Monitoring cluster health with Datadog

Event Streams can be configured such that Datadog can capture Kafka broker JMX metrics via its Autodiscovery service. For more information about Autodiscovery, see the Datadog documentation.

Prerequisites

  • Ensure you have an Event Streams installation available. This tutorial is based on Event Streams version 11.0.4.
  • Ensure you have the Datadog Kubernetes agent. This tutorial will focus on the helm-based installation rather than the Datadog operator.

When installing the agent, ensure the following settings:

  • The Kubernetes agent requires a less restrictive PodSecurityPolicy than required for Event Streams.
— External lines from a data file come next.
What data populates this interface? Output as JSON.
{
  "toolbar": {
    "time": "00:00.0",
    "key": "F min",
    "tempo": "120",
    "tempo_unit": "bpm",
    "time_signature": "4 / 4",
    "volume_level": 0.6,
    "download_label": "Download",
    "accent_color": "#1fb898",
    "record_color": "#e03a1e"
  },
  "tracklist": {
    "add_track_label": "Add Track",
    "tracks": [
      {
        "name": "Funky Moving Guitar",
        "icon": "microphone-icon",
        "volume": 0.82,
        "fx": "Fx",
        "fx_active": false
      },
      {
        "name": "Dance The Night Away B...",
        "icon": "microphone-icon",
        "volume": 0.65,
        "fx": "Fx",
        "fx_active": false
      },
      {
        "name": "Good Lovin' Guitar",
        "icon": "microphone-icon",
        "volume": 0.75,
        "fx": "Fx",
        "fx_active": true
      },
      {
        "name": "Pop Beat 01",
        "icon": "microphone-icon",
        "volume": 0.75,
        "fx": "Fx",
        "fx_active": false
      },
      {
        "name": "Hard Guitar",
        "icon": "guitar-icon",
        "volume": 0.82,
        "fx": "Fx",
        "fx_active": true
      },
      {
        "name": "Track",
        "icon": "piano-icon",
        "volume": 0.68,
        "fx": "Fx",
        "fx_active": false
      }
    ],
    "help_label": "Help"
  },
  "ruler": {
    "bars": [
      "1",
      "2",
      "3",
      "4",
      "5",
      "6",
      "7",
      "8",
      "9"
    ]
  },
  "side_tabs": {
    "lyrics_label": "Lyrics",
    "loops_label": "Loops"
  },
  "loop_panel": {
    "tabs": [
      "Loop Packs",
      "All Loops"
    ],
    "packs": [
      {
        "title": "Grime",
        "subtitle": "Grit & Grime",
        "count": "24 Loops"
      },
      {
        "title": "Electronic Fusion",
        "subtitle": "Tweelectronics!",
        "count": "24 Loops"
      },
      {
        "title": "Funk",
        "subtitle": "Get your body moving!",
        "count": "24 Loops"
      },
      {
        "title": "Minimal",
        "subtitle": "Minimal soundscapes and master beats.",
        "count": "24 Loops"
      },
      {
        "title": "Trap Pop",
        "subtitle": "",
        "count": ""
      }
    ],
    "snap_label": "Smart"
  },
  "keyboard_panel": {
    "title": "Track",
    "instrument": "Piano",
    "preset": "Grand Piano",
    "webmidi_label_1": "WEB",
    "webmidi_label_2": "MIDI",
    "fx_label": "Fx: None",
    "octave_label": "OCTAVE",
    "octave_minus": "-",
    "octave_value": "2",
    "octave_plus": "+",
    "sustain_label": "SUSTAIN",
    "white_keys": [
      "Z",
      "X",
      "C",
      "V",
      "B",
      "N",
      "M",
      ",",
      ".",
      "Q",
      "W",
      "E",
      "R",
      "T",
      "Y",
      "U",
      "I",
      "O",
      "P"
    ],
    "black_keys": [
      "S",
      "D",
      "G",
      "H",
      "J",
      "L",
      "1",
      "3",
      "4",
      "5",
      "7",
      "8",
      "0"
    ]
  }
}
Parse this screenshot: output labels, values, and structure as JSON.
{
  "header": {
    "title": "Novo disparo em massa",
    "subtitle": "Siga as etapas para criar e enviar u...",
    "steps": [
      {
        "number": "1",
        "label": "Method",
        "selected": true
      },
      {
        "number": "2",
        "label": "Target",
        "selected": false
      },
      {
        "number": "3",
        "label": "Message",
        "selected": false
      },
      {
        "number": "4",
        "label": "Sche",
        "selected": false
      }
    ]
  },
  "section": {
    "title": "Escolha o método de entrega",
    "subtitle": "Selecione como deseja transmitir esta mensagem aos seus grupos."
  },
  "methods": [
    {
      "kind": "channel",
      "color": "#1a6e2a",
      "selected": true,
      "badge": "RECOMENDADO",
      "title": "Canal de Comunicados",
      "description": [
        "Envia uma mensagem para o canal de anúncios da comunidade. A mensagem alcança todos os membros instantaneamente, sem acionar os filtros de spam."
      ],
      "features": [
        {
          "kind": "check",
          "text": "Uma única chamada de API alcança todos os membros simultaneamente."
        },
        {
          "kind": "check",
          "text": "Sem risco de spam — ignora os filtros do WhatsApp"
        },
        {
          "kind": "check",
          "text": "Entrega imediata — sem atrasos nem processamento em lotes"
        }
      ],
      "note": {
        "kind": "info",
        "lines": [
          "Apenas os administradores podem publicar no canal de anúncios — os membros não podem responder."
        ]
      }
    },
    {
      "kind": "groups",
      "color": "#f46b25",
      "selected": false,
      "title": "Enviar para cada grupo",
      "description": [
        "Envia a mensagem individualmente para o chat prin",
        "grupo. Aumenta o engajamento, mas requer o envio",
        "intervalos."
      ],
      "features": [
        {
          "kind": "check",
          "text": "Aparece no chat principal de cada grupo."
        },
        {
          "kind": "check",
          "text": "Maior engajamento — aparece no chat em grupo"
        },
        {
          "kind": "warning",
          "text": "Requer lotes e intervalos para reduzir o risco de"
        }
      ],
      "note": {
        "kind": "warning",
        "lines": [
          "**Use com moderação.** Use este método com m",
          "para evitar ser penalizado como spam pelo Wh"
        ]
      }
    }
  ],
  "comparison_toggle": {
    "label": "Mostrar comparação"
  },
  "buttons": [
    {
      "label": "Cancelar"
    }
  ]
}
It is recommended that you install the agent into a different namespace than where Event Streams is deployed.
  • For the namespace where you deploy the agent, apply a PodSecurityPolicy to allow the following:
    • volumes:
      • hostPath

Configuring for Autodiscovery

For the Datadog Agent to collect metrics from Kafka, enable the JMX port (9999) by setting the spec.strimziOverrides.kafka.jmxOptions value to {}. For more information, see configuring external monitoring through JMX.

For example:

apiVersion: eventstreams.ibm.com/v1beta2
kind: EventStreams
# ...
spec:
  # ...
  strimziOverrides:
    # ...
    kafka:
      jmxOptions: {}

Then, provide the YAML item that contains the necessary Check Templates for configuring Kafka JMX monitoring. The example configuration supplied explains the necessary fields.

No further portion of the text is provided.